At age 38, those who smoked pot had worse periodontal health that those who did not, and no other health problems seemed to surface.

"We don't want people to think, 'Hey, marijuana can't hurt me,' because other studies on this same sample of New Zealanders have shown that marijuana use is associated with increased risk of psychotic illness, IQ decline and downward socioeconomic mobility," Madeline Meier, lead author of the study and assistant professor of psychology at Arizona State University, said in a report published in ZME Science.

However, tobacco use was linked to many physical health problems, such as worse lung function, more inflammation and poor metabolic health.

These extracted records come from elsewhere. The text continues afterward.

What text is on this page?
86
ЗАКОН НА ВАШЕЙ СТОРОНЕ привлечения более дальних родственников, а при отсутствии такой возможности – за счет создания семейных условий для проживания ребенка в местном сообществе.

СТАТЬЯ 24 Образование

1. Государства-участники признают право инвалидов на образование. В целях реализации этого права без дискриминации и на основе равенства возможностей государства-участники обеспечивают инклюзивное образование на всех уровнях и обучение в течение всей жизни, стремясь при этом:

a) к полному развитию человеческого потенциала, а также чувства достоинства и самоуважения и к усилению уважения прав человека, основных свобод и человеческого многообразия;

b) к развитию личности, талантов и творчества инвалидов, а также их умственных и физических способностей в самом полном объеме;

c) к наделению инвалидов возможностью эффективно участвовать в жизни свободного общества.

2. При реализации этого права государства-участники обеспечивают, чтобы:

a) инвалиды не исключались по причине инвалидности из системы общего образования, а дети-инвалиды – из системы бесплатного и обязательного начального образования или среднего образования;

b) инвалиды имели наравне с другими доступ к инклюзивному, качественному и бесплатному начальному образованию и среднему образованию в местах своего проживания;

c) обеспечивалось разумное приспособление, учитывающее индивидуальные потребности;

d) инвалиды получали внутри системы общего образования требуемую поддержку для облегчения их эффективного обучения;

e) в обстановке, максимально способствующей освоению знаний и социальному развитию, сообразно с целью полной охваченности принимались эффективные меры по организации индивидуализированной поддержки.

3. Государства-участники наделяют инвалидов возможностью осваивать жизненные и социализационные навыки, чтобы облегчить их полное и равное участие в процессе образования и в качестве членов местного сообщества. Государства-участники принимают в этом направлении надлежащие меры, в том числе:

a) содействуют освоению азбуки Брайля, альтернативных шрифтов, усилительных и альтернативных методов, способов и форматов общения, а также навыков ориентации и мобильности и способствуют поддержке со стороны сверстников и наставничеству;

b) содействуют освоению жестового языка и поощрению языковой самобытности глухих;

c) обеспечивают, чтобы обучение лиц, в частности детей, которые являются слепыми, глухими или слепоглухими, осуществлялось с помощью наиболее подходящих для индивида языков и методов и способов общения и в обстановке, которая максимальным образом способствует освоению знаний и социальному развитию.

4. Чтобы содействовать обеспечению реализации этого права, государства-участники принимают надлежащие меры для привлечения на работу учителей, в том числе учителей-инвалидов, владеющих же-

According to the researchers, the study cannot prove whether marijuana causes gum or periodontal disease. But physicians could still warn their patients that cannabis use may "put them at risk for tooth loss."

The study, however, did not explain why pot was linked to poor dental health. "Our analyses show that this association was not explained by tobacco smoking, alcohol abuse or less tooth brushing and flossing," Meier said.

The researchers also found that marijuana use over time was linked to lower BMI, smaller waist circumference and better HDL cholesterol, which suggests that cannabis may have an effect on a person's metabolism.

"There are definitely health risks associated with heavy marijuana use, but there just aren't as many as we previously thought," Dr. Kevin Hill, marijuana addiction expert and assistant professor of psychiatry at Harvard Medical School, said in a statement published in Time.

"The answers with marijuana aren't exactly what we would have expected them to be, and this is a great example. You need to be willing to change your mind on these issues," Hill added.